Manslaughter! Oh faithful Jury. ‘Bravo’ and ‘Shame’ call persons present in equal measure. He is not here to hear the verdict, skulking off to inflict his torturing unguent upon unsuspecting others. Committed to trial, yes, but nothing will cure my everlasting grief and shame. Convicted, he is only fined £250. So much money has he made peddling quackery that he could pay upon the instant and stroll heedless out of court.

Anon, my poor Ellen follows her sister. Struck dumb with grief, I return to Dublin, abandoning my darlings to share a narrow London lodging. The Dublin Mercury is full of our case, and missives of comfort by the score bend the postman’s back. My hope had been that the court-inflicted Mark of Cain could halt Long’s terrible course. But no! Weeks later comes the news that he’s laid waste a certain Mrs Lloyd. The liniment worked through her skin to the breast bone; and she being found post mortem – like my Catherine (though a woman much covered in fat) – to be otherwise sound in wind and limb. Manslaughter again! But still he does not desist, as sundry others, previously despaired of, claim complete cures.

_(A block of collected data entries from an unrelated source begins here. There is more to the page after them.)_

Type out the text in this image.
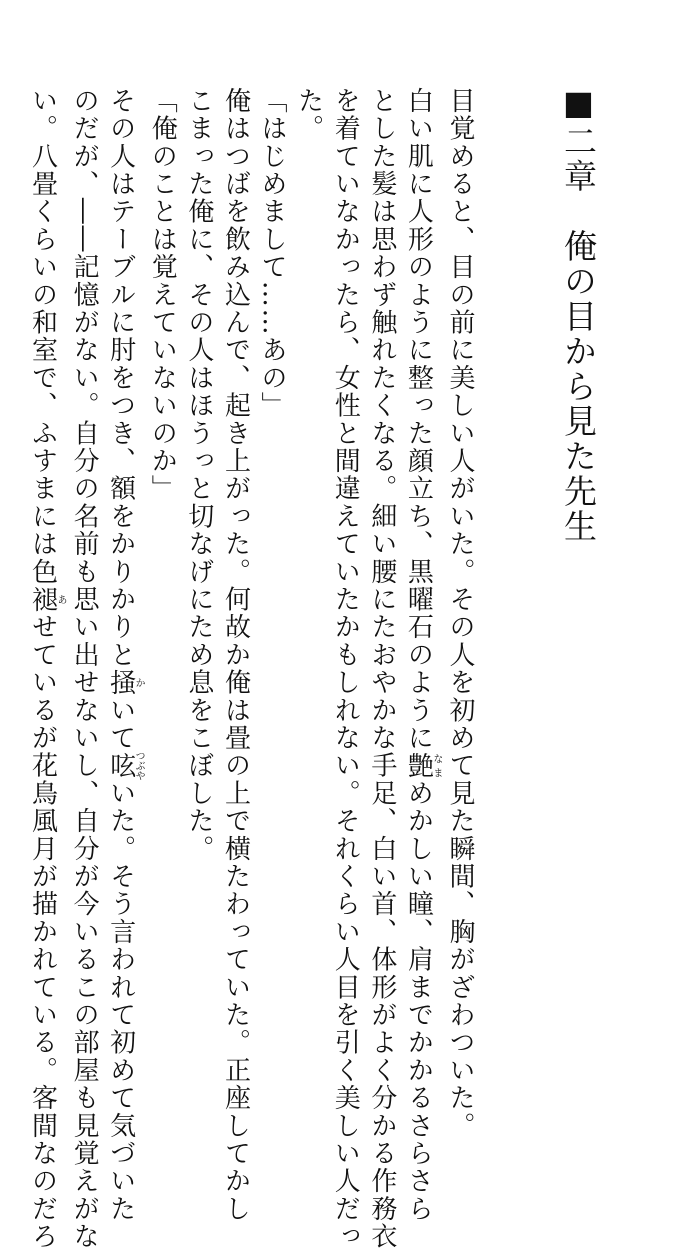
■二章　俺の目から見た先生

目覚めると、目の前に美しい人がいた。その人を初めて見た瞬間、胸がざわついた。

白い肌に人形のように整った顔立ち、黒曜石のように艶なまめかしい瞳、肩までかかるさらさら

とした髪は思わず触れたくなる。細い腰にたおやかな手足、白い首、体形がよく分かる作務衣

を着ていなかったら、女性と間違えていたかもしれない。それくらい人目を引く美しい人だっ

た。

「はじめまして……あの」

俺はつばを飲み込んで、起き上がった。何故か俺は畳の上で横たわっていた。正座してかし

こまった俺に、その人はほうっと切なげにため息をこぼした。

「俺のことは覚えていないのか」

その人はテーブルに肘をつき、額をかりかりと掻かいて呟つぶやいた。そう言われて初めて気づいた

のだが、――記憶がない。自分の名前も思い出せないし、自分が今いるこの部屋も見覚えがな

い。八畳くらいの和室で、ふすまには色褪あせているが花鳥風月が描かれている。客間なのだろ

Not a pure and perfect knave then; to bamboozle others Long must deceive himself. Distinguished as he is from other knaves by the long parade of fashionables that pay his extortionate fees to itch and scorch – and die.

How long could the carnage have continued, if Long – a youngish man – had not himself been taken ill and perished just four years hence. To my horror, I hear his grand patients subscribe to a monument in his memory. I pray he finds himself not in the Blessed Realm, but in another place that burns like the sulphurous hell he dispensed to my daughters. And I live on, no grandchild to soothe my descent into the grave, and only the comfort of confession to heal my terrible guilt.